I giornalisti stranieri che mi scrivono cercano di capire come mai i russi siano così “rimbecilliti dalla propaganda”. Io mi guardo intorno e non vedo affatto degli idioti. Vedo anzi tantissima gente che ha imparato la lezione: inutile cercare di opporsi a Putin, tanto per come è fatto il mondo lui vince sempre. Guardo chi ha cercato di evitare la catastrofe attuale, chi mette a repentaglio la propria libertà e la propria vita, e ogni volta vede che i soldi di Putin risolvono tutto. Che ogni volta che viene soffocata una ribellione Putin ottiene contratti miliardari e i suoi oligarchi diventano sempre più ricchi, mentre i suoi “amici europei” ottengono nuovi incarichi in nuovi consigli di amministrazione. Le Big Tech sono disposte a concedere qualsiasi cosa in cambio di guadagni sul mercato russo: si va da Google, disposto a tacere sulle minacce fisiche degli agenti segreti russi ai loro massimi dirigenti, fino a Nokia, che ha aiutato Putin a costruire un sistema di spionaggio totale contro i suoi oppositori. Eppure ogni volta questi russi intrepidi ci riprovano. Continuano a combattere questa guerra contro Putin, anche se privi di armi anticarro o cannoni. E ogni volta si sentono dire “tanto nessuno vi aiuta, Putin ha comprato tutti”. Oggi molti di loro finalmente ci credono.

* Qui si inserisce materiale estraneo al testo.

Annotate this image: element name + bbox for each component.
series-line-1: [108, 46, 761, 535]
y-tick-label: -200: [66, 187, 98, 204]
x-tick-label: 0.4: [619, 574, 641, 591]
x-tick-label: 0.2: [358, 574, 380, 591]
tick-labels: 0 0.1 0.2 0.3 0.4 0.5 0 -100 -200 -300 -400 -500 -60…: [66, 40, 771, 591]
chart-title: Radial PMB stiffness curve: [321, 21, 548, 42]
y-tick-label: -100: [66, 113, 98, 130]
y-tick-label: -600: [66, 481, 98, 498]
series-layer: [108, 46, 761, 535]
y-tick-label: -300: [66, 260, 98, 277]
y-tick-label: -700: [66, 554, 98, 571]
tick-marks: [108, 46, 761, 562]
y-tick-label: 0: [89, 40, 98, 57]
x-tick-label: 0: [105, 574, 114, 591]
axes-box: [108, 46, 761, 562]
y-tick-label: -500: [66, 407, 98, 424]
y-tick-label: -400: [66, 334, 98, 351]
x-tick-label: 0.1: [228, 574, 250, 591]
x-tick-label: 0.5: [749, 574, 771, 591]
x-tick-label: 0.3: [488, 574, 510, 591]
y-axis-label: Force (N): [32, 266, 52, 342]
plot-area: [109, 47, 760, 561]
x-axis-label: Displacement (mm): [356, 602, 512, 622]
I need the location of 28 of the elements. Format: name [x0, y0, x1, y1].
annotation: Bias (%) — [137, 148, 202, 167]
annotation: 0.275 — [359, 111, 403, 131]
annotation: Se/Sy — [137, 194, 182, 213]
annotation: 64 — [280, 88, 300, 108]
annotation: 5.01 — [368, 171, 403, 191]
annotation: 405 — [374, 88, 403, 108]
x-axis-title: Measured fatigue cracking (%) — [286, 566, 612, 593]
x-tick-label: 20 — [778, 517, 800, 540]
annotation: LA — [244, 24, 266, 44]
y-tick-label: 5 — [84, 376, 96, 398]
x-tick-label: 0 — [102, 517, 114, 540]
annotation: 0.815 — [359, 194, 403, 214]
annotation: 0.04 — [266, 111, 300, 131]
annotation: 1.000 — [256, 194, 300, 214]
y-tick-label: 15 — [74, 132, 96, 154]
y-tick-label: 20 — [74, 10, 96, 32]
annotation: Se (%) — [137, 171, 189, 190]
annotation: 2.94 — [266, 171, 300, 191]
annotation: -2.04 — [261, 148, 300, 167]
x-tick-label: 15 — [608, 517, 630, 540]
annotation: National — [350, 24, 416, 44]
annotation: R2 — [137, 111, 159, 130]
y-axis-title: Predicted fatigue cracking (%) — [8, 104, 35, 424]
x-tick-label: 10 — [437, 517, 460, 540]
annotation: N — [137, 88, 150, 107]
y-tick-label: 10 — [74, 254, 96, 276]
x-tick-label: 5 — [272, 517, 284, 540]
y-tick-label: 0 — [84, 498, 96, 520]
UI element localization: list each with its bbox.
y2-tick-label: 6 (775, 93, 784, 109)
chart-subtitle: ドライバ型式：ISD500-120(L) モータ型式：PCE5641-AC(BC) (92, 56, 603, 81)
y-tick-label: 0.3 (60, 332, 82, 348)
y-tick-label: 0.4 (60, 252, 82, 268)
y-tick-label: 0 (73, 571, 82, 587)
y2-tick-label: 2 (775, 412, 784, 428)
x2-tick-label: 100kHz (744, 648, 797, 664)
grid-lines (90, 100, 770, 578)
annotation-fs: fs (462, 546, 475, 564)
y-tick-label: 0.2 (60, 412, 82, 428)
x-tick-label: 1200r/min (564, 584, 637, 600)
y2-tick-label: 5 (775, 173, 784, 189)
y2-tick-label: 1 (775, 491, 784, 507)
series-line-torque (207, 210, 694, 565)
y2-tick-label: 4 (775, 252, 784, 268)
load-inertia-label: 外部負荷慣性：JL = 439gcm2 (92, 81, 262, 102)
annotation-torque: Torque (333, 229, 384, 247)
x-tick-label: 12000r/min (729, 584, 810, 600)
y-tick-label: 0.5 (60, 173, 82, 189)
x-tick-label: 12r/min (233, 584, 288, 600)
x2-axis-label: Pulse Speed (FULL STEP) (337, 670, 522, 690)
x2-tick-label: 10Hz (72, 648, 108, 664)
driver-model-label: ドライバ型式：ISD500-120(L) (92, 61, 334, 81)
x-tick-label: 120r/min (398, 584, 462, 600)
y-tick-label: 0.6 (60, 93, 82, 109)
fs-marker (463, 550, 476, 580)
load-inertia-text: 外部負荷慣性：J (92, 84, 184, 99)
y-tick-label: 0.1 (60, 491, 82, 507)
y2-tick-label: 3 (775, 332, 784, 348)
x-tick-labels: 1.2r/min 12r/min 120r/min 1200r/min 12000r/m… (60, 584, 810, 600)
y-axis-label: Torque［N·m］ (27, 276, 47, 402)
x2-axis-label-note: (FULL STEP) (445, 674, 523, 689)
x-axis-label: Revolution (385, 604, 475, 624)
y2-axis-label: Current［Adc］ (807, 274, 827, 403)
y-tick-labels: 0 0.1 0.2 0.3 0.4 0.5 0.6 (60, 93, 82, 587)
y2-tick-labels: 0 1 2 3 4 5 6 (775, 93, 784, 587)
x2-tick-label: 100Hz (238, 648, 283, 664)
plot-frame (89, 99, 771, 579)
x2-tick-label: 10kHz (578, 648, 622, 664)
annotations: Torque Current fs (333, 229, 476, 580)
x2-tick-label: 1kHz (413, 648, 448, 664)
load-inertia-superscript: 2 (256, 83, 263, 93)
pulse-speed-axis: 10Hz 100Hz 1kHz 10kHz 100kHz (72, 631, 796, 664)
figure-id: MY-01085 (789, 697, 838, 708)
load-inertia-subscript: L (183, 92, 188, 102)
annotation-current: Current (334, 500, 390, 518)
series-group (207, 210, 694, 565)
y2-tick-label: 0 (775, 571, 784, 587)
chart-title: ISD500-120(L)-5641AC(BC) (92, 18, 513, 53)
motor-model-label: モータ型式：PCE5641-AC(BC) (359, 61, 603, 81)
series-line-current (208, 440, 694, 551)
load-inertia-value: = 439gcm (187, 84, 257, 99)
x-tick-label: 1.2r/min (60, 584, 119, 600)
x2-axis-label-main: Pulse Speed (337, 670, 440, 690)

I miei amici che lavorano per le multinazionali mi raccontano tutti come i dirigenti stranieri reagiscono alla guerra. In sostanza, non reagiscono. Neanche una parola. Anzi, tutti indignati per le famigerate “sanzioni” che costringono a limitarsi da soli gli incassi sul mercato russo. E se le aziende americane e britanniche devono nascondere questo scontento per non far infuriare i leader mondiali, le aziende tedesche e soprattutto francesi dicono, praticamente con nonchalance, di non capire cosa c’entrino loro con la guerra in Ucraina e perché dovrebbero rimetterci dal punto di vista economico.
In un’intervista a Der Spiegel il cancelliere tedesco Olaf Scholz ha affermato che la sua visione della Russia è stata plasmata dal libro di Masha Gessen [del 2017, NdR] Future is history (Il futuro è storia). In qualche centinaio di pagine, il libro veicola con insistenza una sola idea: la Russia non cambierà mai, il totalitarismo è passato, presente e futuro, e qualsiasi tentativo di cambiarla risulta vano. Vladimir Putin e i suoi critici liberali convengono da tempo su questo punto: tanto la Russia non la cambi. Scholz mi pare terrorizzato da questa paura russa, dalla paura di un’orda tremenda contro cui si ha sempre la peggio.
Torno ad osservare il mio vagone moscovita. Sguardi cupi, fissi verso il finestrino o a terra; si sa che i russi sorridono poco. La speranza qui sorgerà non prima che il mondo ammetta che Vladimir Putin e la sua guerra sono nient’altro che il risultato inevitabile di com’è andato il mondo negli ultimi decenni. Non prima che le aziende internazionali si sentano responsabili delle vite degli ucraini, e non solo dei dividendi dei loro azionisti. Non prima che il mondo capisca che siamo tutti a bordo di questo vagone della metropolitana di Mosca. Non prima che il cancelliere Scholz si convinca che un’altra Russia è possibile.